CarsmileSteve in FT • Pop • 304 views • Share/Save

Nice obituary on Jake here: http://www.independent.co.uk/news/obituaries/jake-thackray-612178.html
I liked Harvey Andrews’ line: “Me and Jake and a bottle of whisky – and the whisky won’t go far…”
Fantastic, fantastic stuff. But he was always destined for obscurity – Britain’s rubbish at cherishing the non-pigeonholable, no matter what their talent. There was also a BBC4 doc on recently about the history of comic song, which startlingly failed to mention him.
Victor Lewis Smith was indeed one of his biggest champions, and wrote the liner notes on the box set that appeared after Jake’s death.

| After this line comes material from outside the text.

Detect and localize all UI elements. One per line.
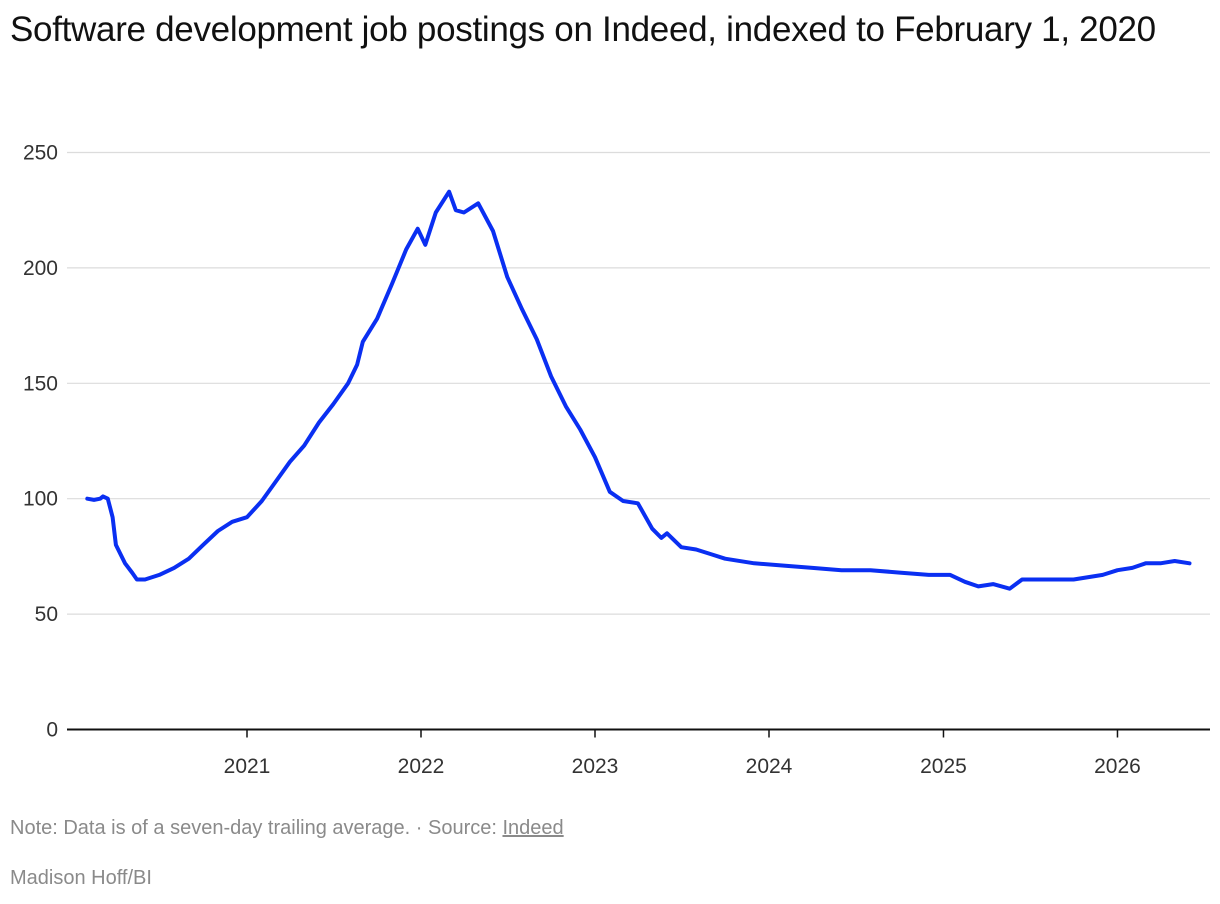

He was ill-served by EMI, who insisted on putting bloody awful ‘comedy’ light-programme orchestral arrangements and BLOODY CELESTES on his early material. Yet his stuff with the jazz trio swings like crazy – Ike Isaacs is a great guitarist, and he played with John Etheridge later on.
I seriously think he was a genuine star. Off to Spotify now… thanks.

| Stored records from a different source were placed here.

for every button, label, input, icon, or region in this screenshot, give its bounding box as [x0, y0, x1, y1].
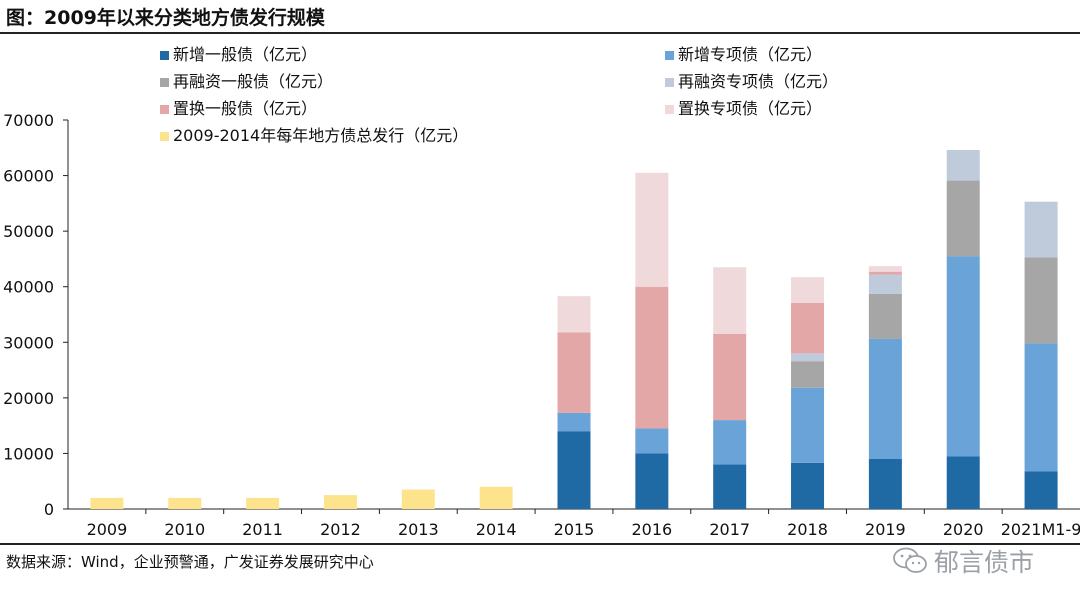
bar-segment [791, 302, 825, 354]
y-tick-label: 30000 [3, 333, 54, 352]
x-tick-label: 2013 [398, 520, 439, 539]
bar-segment [635, 428, 669, 454]
legend-label: 置换专项债（亿元） [678, 99, 822, 118]
page-title: 图：2009年以来分类地方债发行规模 [6, 7, 325, 29]
bar-segment [323, 495, 357, 509]
bar-segment [635, 453, 669, 509]
x-tick-label: 2012 [320, 520, 361, 539]
chart-legend: 新增一般债（亿元） 新增专项债（亿元） 再融资一般债（亿元） 再融资专项债（亿元） 置换… [160, 45, 838, 145]
y-tick-label: 70000 [3, 111, 54, 130]
bar-segment [868, 271, 902, 275]
x-tick-label: 2021M1-9 [1001, 520, 1080, 539]
footer-divider [0, 543, 1080, 545]
legend-swatch [160, 78, 169, 87]
bar-segment [868, 458, 902, 509]
legend-label: 再融资专项债（亿元） [678, 72, 838, 91]
bar-segment [791, 361, 825, 388]
watermark: 郁言债市 [892, 543, 1034, 579]
chart-bars [90, 150, 1058, 509]
y-tick-label: 50000 [3, 222, 54, 241]
x-tick-label: 2020 [943, 520, 984, 539]
bar-segment [868, 266, 902, 272]
bar-segment [635, 286, 669, 429]
legend-label: 2009-2014年每年地方债总发行（亿元） [173, 126, 468, 145]
bar-segment [946, 150, 980, 181]
wechat-icon [893, 547, 927, 573]
bar-segment [557, 431, 591, 509]
x-tick-label: 2018 [787, 520, 828, 539]
title-divider [0, 32, 1080, 34]
bar-segment [791, 387, 825, 463]
bar-segment [1024, 257, 1058, 344]
bar-segment [713, 420, 747, 465]
x-tick-label: 2009 [87, 520, 128, 539]
bar-segment [868, 274, 902, 294]
bar-segment [713, 333, 747, 421]
bar-segment [713, 464, 747, 509]
y-tick-label: 20000 [3, 389, 54, 408]
bar-segment [246, 497, 280, 509]
x-tick-label: 2016 [631, 520, 672, 539]
bar-segment [946, 256, 980, 457]
bar-segment [1024, 471, 1058, 509]
bar-segment [479, 486, 513, 509]
bar-segment [946, 456, 980, 509]
bar-segment [946, 180, 980, 257]
y-tick-label: 40000 [3, 278, 54, 297]
chart-axes: 0 10000 20000 30000 40000 50000 60000 70000 2009… [3, 111, 1080, 539]
legend-swatch [665, 78, 674, 87]
bar-segment [791, 277, 825, 303]
x-tick-label: 2019 [865, 520, 906, 539]
bar-segment [168, 497, 202, 509]
legend-swatch [665, 51, 674, 60]
bar-segment [868, 293, 902, 339]
legend-label: 置换一般债（亿元） [173, 99, 317, 118]
bar-segment [557, 296, 591, 333]
legend-swatch [665, 105, 674, 114]
bar-segment [1024, 201, 1058, 258]
watermark-text: 郁言债市 [934, 548, 1035, 577]
legend-swatch [160, 105, 169, 114]
source-note: 数据来源：Wind，企业预警通，广发证券发展研究中心 [6, 553, 374, 571]
x-tick-label: 2011 [242, 520, 283, 539]
bar-segment [557, 412, 591, 432]
bar-segment [635, 172, 669, 287]
legend-label: 新增专项债（亿元） [678, 45, 822, 64]
y-tick-label: 0 [44, 500, 54, 519]
legend-swatch [160, 51, 169, 60]
x-tick-label: 2017 [709, 520, 750, 539]
x-tick-label: 2014 [476, 520, 517, 539]
y-tick-label: 10000 [3, 444, 54, 463]
bar-segment [90, 497, 124, 509]
legend-label: 再融资一般债（亿元） [173, 72, 333, 91]
bar-segment [557, 332, 591, 413]
legend-swatch [160, 132, 169, 141]
bar-segment [401, 489, 435, 509]
y-tick-label: 60000 [3, 167, 54, 186]
x-tick-label: 2015 [554, 520, 595, 539]
x-tick-label: 2010 [164, 520, 205, 539]
bar-segment [868, 338, 902, 459]
bar-segment [713, 267, 747, 334]
bar-segment [791, 353, 825, 362]
legend-label: 新增一般债（亿元） [173, 45, 317, 64]
bar-segment [791, 462, 825, 509]
bar-segment [1024, 343, 1058, 472]
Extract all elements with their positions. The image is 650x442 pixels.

I think the EMI arrangements, though foisted upon him, work pretty well. They certainly helped to steer Jake’s sound away from his obvious chanson source material. La Di Dah – with strings attached – is English baroque perfection.
Though he was clearly a cut above, I think Jake’s place in TV land has fatally blighted his legacy. He was seen as a bit That’s Life, a forerunner to Richard Stilgoe – and you wouldn’t expect to see him in a doc on the history of comic song.
Even aside from Britain’s tendency, while priding itself on how it Gets Irony and Has A Sense Of Humour, to horribly undervalue anyone who puts jokes in their songs (Neil Hannon) or else miss the jokes entirely (Morrissey), Jake was to some extent his own worst enemy – I believe the documentary mentioned his tendency to miss gigs on the most spectacularly flimsy of excuses. If he’d still been playing around the circuit in later years, as against the occasional impromptu show at his local fete, I’m sure he’d have got the obligatory revival which comes to far lesser talents for simple long service.
I concede Lah di Dah, WL. It works beautifully. But you could also argue that it steered his stuff away from the obvious chanson source material to an obvious BBC Light Ent source material and thus fatally dated it. To me it sounds terribly awkward – like a promoter booking Alan Bennett but insisting that he wore a sparkly jacket and cued a ‘ker-chinnng’ on the cymbals after each gag.
Jake did appear to be his own worst enemy, yes – I guess the stage fright had a lot to do with that. Of course he did get his revival in a small way, by dying.